As one of my college professors once said: “It isn’t American to kick a man when he is down, but name a better time.” The job search corollary to this is that many of our members have no choice in their need to reinvent themselves because their industry or area of expertise is not in demand at present.
Since this has been officially been declared cliché night, another one I would throw your way is that the apple doesn’t fall far from the tree. In job search terms this means that your next job needs to represent some logical extension of your prior work experience.
We should accept the fact that we won’t be the exact match most folks are seeking, but we shouldn’t let that stop us from pursuing these opportunities.
What are the logical extensions to which you can branch? Well, like everything else in this world, that is hard to say. Still, being a member of The FENG does have its advantages because you have a terrific research tool at your fingertips.
Yes, I am talking about our Member Directory Search feature that you can use simply by signing into our website. (Our members come in over 40,000+ different flavors — almost like ice cream and a lot less fattening.)
In order to get from here to there, one must always start with here. (This is a cliché I just made up, so I guess it isn’t a cliché, is it?) Anyway, if you can find folks in The FENG who are just like you and find out what they are thinking, you can save yourself ingesting a whole lot of Excedrin and also save yourself a whole lot of time.

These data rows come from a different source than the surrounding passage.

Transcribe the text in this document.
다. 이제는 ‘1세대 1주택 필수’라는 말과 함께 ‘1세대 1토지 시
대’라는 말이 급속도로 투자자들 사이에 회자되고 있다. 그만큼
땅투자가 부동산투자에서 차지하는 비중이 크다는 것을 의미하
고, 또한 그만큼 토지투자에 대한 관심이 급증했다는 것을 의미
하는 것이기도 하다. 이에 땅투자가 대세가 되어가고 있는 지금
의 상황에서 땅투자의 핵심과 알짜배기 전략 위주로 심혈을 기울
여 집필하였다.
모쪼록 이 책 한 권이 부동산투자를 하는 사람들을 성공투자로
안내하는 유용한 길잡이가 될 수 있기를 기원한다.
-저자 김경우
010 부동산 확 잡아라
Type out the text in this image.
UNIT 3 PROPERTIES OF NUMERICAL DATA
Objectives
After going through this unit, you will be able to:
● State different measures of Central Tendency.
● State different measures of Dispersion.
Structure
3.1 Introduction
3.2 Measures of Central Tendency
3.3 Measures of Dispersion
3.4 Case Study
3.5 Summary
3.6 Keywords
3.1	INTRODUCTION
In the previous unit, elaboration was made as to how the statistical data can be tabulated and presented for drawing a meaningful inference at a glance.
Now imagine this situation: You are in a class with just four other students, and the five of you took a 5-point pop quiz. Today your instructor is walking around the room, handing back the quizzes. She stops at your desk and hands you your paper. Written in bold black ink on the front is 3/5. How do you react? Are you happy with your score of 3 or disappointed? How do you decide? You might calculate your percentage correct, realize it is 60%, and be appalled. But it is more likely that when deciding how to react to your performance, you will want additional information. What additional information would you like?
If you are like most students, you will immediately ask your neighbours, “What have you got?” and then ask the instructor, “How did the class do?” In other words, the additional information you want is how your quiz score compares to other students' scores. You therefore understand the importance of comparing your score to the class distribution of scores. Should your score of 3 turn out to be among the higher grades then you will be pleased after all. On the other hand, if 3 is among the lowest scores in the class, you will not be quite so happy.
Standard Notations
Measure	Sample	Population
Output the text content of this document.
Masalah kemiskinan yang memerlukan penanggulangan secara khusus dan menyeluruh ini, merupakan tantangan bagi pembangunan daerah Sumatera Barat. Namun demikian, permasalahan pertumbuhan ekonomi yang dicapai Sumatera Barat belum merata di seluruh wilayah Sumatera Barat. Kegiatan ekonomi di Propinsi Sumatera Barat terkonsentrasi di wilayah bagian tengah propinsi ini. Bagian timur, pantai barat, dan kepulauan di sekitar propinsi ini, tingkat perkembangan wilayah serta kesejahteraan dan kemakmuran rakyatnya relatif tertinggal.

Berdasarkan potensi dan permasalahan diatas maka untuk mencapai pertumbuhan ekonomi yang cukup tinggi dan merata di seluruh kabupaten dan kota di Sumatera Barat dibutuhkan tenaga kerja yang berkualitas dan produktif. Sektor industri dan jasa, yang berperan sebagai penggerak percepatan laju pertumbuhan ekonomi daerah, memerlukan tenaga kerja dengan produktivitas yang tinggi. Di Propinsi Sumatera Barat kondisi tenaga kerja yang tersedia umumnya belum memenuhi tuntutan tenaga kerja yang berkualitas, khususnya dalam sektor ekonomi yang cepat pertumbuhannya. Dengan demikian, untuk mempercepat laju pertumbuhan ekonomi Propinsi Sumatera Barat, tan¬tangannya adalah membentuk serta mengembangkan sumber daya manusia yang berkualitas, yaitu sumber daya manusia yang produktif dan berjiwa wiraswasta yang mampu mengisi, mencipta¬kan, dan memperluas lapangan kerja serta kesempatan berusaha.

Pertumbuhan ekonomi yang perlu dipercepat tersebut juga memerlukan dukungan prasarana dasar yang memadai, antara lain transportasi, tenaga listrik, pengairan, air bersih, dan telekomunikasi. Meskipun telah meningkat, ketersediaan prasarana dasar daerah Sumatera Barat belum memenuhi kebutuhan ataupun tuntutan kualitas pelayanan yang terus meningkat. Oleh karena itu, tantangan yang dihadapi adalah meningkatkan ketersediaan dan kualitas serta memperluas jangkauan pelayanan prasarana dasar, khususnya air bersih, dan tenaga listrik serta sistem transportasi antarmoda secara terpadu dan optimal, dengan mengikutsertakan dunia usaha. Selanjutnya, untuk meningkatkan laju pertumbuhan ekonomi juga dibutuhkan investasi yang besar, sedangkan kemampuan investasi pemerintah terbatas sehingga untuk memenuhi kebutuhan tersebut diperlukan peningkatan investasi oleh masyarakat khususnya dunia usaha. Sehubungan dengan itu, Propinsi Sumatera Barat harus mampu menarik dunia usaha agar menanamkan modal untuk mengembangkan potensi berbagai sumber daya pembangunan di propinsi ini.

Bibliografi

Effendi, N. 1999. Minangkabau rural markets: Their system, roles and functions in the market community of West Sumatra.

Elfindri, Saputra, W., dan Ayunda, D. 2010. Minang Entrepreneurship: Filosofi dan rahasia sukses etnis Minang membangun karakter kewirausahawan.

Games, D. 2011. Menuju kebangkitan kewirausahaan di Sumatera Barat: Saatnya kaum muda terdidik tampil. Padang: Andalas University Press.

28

What are the logical product extensions for you? We know you are smart and well educated, but what talents have you acquired over the years that will qualify you for opportunities in other industries? Just understand it will be a hard sell because you aren’t a direct fit, but even square pegs can be driven into round holes if you use a big enough hammer.
(As I have often been heard to say, don’t force it; use a bigger hammer.)
Now that you have identified those folks who are just like you, and hopefully done a little networking, go to our website again with a list of target companies in hand and using our Member Directory Search feature do a search for members who have worked at those firms. This time your approach is to check out whether your assumptions are true or false and how you might have to adjust your resume so that it will make sense to those receiving it. (I think you can call this testing the null hypothesis.)
Striking off in new directions with a focus is a lot better than flailing wildly. Done properly you are more likely to be making the best use of your time and hopefully getting closer to your goal.
Just don’t invent yourself into a buggy whip manufacturer. There just isn’t much demand for them right now. (But if the price of gasoline goes up again, there just might be soon.)